We should try to take a little piece of what others carry and let our own troubles fall away, even if just for a moment.
When we do this, we help others and ourselves by taking a break from fixating on our own woes.
And although social distancing guidelines mean helping others sometimes requires a little more creativity and ingenuity than usual, there are a few very simple things we can do to help each other through this difficult time.
≤ Take the time to truly listen to others. This sounds so simple, but it’s so important. Offering a listening ear is always a helpful thing to do, but these days, it’s needed more than ever. Many people are dealing with some level of isolation and/or anxiety right now. Whether someone’s telling you something heavy or lighthearted, whether they’re a close friend, a family member, a colleague, a neighbor or a complete stranger, try to lend a listening ear whenever you can.
You don’t have to give advice or solve a person’s problem — that’s not required — just listen, just be there, just let the person know they’ve been heard. It can make all the difference to the speaker and the listener.
≤ Say “thank you.” Again, this is simple and obvious, but so critical right now. This situation has made almost everything feel like a new challenge in some way. Things that were once simple have become complicated. Recognize that when you interact with people and need their assistance in some way. Thank people for their help and their efforts, large and small.

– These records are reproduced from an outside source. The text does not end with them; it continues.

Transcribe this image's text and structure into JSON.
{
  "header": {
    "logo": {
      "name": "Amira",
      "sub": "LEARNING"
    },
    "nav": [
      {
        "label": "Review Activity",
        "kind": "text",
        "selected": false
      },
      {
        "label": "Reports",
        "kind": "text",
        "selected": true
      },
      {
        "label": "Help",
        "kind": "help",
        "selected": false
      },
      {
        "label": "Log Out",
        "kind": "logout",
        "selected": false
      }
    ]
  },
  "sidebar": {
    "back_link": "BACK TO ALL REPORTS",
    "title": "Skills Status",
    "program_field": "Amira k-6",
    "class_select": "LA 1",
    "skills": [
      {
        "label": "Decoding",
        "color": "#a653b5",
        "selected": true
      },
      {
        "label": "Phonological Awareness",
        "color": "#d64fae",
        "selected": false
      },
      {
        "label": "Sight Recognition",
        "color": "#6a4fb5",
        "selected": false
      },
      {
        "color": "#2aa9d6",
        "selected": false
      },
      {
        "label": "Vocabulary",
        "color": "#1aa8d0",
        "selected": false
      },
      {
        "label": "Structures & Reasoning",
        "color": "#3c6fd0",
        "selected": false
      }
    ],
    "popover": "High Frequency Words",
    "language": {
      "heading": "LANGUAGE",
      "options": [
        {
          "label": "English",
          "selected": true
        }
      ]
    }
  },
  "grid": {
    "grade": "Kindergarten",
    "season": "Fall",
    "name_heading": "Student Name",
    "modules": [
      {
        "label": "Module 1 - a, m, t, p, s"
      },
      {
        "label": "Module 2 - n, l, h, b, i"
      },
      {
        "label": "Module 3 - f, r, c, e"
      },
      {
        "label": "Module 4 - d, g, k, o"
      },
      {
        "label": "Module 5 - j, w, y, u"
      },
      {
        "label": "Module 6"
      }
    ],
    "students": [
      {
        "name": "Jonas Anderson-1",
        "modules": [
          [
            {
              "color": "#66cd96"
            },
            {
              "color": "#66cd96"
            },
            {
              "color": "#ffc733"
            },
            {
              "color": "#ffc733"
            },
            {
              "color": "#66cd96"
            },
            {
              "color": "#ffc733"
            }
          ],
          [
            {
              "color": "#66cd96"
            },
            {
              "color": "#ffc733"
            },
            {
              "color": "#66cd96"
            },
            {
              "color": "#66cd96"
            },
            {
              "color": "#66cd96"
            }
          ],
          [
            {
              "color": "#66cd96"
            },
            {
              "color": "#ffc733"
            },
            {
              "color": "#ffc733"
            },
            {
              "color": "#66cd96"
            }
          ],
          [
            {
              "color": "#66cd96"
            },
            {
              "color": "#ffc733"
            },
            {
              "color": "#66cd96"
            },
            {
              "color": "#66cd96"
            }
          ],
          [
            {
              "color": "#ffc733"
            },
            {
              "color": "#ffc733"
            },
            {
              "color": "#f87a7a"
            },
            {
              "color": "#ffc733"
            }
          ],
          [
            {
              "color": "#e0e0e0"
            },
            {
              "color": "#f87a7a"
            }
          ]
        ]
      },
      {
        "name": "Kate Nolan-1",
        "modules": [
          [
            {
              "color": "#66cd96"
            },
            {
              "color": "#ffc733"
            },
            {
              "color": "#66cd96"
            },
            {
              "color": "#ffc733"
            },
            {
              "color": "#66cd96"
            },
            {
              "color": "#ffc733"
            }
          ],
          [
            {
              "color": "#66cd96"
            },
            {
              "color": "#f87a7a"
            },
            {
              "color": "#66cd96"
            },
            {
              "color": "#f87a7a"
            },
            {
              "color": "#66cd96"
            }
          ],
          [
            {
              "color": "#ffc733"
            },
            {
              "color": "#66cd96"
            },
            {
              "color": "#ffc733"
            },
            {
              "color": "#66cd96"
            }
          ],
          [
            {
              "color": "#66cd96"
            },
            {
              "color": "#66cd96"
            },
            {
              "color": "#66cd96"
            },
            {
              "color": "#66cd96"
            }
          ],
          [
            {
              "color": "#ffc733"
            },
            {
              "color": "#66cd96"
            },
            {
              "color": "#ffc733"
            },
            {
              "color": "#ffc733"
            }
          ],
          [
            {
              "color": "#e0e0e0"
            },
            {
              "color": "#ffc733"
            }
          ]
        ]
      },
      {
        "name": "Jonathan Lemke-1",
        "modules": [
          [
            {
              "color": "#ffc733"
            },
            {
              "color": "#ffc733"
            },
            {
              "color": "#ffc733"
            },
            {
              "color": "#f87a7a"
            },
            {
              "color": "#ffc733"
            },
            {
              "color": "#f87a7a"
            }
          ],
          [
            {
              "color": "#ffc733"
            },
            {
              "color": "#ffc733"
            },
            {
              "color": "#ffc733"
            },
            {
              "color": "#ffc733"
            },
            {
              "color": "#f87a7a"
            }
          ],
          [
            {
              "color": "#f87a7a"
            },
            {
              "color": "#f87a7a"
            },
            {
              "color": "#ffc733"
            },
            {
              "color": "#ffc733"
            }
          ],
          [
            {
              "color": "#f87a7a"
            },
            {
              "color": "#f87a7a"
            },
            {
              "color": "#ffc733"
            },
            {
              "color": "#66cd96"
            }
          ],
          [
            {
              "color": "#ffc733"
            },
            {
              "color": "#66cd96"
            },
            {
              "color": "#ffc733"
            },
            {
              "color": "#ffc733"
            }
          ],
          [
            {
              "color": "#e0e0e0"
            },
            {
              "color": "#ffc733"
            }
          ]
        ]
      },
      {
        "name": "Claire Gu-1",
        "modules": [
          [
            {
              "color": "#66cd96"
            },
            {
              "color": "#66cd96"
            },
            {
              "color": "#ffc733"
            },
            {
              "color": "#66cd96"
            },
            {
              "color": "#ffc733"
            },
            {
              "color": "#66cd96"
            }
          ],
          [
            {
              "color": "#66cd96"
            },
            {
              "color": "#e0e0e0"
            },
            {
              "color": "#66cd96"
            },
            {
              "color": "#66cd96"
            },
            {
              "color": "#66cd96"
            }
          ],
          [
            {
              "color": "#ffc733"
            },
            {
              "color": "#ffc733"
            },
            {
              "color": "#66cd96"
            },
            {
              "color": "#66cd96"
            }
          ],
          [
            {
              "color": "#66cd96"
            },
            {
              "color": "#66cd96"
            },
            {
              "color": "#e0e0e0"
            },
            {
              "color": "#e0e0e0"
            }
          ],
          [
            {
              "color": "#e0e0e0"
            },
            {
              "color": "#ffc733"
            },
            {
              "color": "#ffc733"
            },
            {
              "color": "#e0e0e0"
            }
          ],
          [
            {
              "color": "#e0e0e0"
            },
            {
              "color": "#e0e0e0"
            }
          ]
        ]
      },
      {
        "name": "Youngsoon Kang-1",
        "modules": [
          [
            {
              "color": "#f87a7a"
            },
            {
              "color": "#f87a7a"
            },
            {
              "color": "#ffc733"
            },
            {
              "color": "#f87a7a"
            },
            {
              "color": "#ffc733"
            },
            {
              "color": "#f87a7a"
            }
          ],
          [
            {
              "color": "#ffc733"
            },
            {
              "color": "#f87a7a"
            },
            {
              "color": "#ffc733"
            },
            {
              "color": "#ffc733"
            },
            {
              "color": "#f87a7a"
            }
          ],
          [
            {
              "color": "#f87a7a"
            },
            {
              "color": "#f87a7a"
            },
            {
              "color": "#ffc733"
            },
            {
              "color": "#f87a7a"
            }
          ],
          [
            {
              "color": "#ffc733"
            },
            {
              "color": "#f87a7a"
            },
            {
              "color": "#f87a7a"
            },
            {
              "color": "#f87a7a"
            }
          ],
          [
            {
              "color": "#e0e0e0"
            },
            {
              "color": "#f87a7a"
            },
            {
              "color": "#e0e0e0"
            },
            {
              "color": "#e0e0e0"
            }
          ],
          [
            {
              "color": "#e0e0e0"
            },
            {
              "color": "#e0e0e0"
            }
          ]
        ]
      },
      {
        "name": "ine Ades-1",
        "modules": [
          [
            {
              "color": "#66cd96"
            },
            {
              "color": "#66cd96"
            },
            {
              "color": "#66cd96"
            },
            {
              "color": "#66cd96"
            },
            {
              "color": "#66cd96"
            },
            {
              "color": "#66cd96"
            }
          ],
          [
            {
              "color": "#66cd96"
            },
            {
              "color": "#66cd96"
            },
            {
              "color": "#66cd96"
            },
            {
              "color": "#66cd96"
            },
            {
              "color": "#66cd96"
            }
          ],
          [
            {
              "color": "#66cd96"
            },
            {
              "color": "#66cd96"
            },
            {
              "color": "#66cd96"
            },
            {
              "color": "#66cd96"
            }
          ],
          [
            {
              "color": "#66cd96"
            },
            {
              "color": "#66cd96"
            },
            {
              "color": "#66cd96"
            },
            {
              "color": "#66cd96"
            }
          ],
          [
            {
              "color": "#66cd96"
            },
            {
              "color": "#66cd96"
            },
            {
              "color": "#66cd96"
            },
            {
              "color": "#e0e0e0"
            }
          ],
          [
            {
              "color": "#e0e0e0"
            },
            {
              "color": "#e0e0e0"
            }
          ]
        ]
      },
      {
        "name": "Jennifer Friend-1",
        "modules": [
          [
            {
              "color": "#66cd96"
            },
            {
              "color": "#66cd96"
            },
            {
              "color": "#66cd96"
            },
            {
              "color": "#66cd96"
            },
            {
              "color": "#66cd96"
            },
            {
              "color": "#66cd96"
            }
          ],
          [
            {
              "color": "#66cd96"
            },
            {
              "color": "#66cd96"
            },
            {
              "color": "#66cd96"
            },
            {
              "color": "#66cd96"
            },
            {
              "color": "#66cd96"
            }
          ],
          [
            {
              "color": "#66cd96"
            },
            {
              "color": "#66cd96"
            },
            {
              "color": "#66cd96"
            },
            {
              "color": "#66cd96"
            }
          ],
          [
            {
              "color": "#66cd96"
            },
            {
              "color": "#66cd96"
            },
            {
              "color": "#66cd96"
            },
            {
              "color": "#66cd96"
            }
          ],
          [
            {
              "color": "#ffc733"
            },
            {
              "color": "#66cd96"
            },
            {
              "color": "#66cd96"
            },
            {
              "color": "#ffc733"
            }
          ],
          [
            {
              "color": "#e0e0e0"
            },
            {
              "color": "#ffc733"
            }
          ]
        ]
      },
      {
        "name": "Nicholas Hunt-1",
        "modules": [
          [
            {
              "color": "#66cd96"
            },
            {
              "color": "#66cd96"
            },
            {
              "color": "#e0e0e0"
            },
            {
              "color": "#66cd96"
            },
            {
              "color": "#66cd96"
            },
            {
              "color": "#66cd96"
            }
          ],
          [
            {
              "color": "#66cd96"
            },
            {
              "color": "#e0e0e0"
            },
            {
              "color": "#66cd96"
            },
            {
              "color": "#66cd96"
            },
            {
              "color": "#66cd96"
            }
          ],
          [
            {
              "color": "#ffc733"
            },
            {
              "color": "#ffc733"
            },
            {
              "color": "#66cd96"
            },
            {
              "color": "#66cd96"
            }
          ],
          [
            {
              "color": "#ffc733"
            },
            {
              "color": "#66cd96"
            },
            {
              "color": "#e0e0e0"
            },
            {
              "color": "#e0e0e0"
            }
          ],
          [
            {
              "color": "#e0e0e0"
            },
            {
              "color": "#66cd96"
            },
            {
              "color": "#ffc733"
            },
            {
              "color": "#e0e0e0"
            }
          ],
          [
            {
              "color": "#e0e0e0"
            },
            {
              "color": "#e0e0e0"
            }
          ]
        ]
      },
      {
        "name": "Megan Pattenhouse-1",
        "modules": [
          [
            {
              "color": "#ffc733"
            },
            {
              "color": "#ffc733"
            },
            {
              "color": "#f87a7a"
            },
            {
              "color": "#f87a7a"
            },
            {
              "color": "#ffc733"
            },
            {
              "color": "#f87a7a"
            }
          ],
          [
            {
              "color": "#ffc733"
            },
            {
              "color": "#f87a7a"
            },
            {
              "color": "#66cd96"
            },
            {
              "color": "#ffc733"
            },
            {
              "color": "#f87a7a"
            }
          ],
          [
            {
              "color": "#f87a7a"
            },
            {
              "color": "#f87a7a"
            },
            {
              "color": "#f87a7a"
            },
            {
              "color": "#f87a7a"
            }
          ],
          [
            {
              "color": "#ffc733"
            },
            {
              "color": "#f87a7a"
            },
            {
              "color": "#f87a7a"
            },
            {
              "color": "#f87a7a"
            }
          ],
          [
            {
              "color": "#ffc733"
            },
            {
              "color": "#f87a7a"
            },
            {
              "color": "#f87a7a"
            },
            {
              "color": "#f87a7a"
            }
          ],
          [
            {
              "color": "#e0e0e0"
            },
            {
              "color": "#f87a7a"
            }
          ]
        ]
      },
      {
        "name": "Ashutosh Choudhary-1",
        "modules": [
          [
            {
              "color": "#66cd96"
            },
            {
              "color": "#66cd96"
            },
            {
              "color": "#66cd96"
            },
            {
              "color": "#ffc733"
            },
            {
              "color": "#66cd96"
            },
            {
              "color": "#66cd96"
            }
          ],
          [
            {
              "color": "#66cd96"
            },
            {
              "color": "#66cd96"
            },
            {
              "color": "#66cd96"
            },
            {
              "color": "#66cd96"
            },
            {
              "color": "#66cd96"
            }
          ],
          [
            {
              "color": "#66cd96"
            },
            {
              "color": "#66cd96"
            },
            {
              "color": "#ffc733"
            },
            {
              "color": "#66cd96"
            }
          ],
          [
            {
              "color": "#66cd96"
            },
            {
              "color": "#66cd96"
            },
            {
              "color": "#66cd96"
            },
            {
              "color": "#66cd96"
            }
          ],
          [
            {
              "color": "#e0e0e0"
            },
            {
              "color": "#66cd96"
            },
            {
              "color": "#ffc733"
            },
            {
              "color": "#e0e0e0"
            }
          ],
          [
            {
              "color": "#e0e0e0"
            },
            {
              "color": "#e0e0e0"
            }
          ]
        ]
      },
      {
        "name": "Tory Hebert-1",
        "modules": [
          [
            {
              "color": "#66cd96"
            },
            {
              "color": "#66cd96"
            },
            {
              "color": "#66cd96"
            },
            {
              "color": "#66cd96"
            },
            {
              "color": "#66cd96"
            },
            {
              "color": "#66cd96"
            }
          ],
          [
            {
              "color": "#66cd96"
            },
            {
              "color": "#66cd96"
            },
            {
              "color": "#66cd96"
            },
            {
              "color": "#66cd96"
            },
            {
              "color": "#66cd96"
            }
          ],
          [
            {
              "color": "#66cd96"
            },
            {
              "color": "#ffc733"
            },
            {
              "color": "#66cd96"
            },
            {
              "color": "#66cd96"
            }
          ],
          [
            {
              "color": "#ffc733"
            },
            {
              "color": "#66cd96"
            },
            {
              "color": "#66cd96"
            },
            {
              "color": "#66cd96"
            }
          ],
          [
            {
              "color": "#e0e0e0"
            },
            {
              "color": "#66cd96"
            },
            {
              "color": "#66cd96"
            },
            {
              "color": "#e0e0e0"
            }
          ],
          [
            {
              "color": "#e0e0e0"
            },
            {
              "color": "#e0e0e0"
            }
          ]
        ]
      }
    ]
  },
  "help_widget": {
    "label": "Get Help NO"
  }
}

Thank the workers who are providing essential services each and every day. Thank the people who live with you if they’ve made your home a comforting refuge during a crisis. Thank your coworkers for putting on a brave face and still finding things to laugh and smile about. Thank your family and friends for staying in touch through phone calls, video chats and messages. Thank the people who make you laugh when you feel like crying. Thank the people who are still finding ways to experience and spread joy.
We are all in this together and we all contribute. So please, let’s make sure to appreciate each other. We all deserve some kind words and thanks right now.
≤ Go out of your way to make someone smile. Even if you’re feeling overwhelmed or cranky, deliberately do something to make another person smile. It can be as simple as sharing some humor or a fond memory you have with them. Even if you can’t physically see them smile, you’ll feel it. And you’ll find yourself smiling too.
So please, remember, there are so many small things we can do to help each other right now. And those small things, those little kindnesses, all add up.
When the people around us demonstrate that we’re heard, appreciated and cared for, our burdens become lighter.
And when we have less to carry ourselves, we’re able to carry more for others when they need us.
EDITOR’S NOTE: Cecilia Brown is city editor at The Mining Journal. She lives in Marquette and can be found hiking if the weather’s nice, or curled up with a book if not. Contact her at firstname.lastname@example.org.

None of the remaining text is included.